Every night, we locked voices for “Me and Magdalena.” And singing it felt the same way it has felt for nearly 60 years when we sing together. There is some mix, something going on, that you can’t really define. The whole became greater than the sum of its parts. I could sing my part on that song with someone else, and so could he, but when we start singing together, there’s just something that goes on. That was at the case for 60 years. We just clicked. You can’t break down the components of that. It just doesn’t work.
Something happened when we sang together, and it always did with us. That was also the case in the comedy, in the shtick we used to do. We just clicked. You can’t invent that or force it. It just happens, or it doesn’t.
The last show of the tour is pretty much a blur to me. I tried to stop thinking about it because I knew if I didn’t, I’d never get through any of those songs. As it was, I still had my moments.
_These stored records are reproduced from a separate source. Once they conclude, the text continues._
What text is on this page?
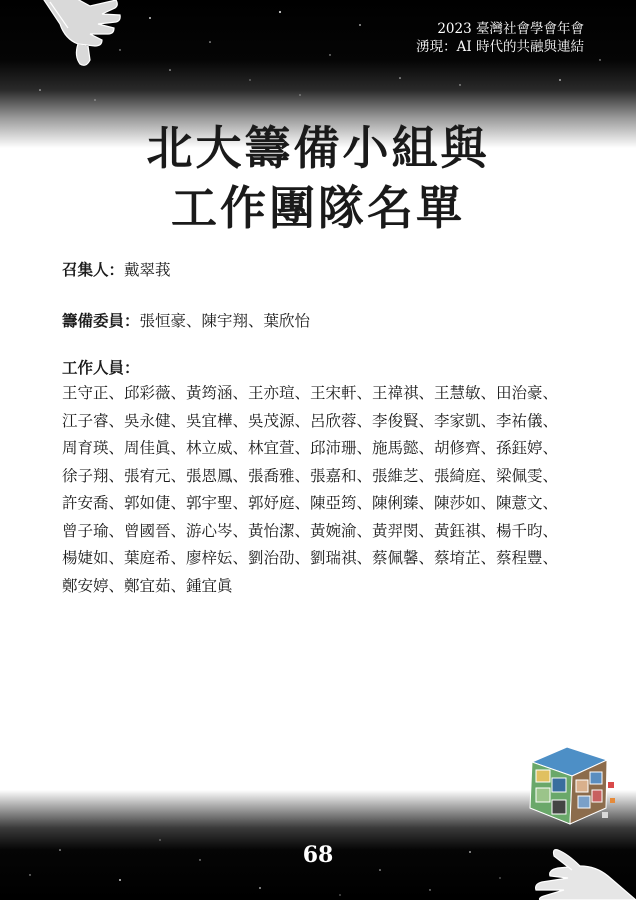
2023 臺灣社會學會年會
湧現：AI 時代的共融與連結
北大籌備小組與
工作團隊名單
召集人：戴翠莪
籌備委員：張恒豪、陳宇翔、葉欣怡
工作人員：
王守正、邱彩薇、黃筠涵、王亦瑄、王宋軒、王禕祺、王慧敏、田治豪、
江子睿、吳永健、吳宜樺、吳茂源、呂欣蓉、李俊賢、李家凱、李祐儀、
周育瑛、周佳眞、林立威、林宜萱、邱沛珊、施馬懿、胡修齊、孫鈺婷、
徐子翔、張宥元、張恩鳳、張喬雅、張嘉和、張維芝、張綺庭、梁佩雯、
許安喬、郭如倢、郭宇聖、郭妤庭、陳亞筠、陳俐臻、陳莎如、陳薏文、
曾子瑜、曾國晉、游心岑、黃怡潔、黃婉渝、黃羿閔、黃鈺祺、楊千昀、
楊婕如、葉庭希、廖梓妘、劉治劭、劉瑞祺、蔡佩馨、蔡堉芷、蔡程豐、
鄭安婷、鄭宜茹、鍾宜眞
68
I had a couple of moments where I had to turn around and get ahold of myself. I especially did not try and think about it because I probably wouldn’t have made it through the show.
Our last conversation probably took place that night, but I don’t recall it specifically. We did hug that night on the stage. And the whole tour was very emotional for me. I knew it was pretty unlikely that, for whatever reason, we’d ever be doing this again. That was both our attitudes for us. We went out with flair.
Despite his condition, you could never, never have talked him out of the tour. We had every opportunity to stop the tour. You don’t need any excuses these days. We had the option all the time to cancel dates, and we did cancel a couple for various reasons. We could have a canceled more, but he was absolutely determined to finish that tour.
It’s not my place to talk about how the exact state of his health towards the end of his life. But it’s public knowledge that just a couple of years ago, he had a quadruple bypass. It’s also no secret he was a Christian Scientist.
I’d never tour as the Monkees by myself. We were concerned enough just going out as just Mike and I. That’s why we called it “The Monkees Present: The Mike and Micky Show.” When I go out, I go out as Micky Dolenz of the Monkees. But I’d never go out as the Monkees by myself.
I don’t really see myself as the last Monkee, but it’s the end of an era. That’s for sure. That’s what happens. None of us are going to get out of this alive.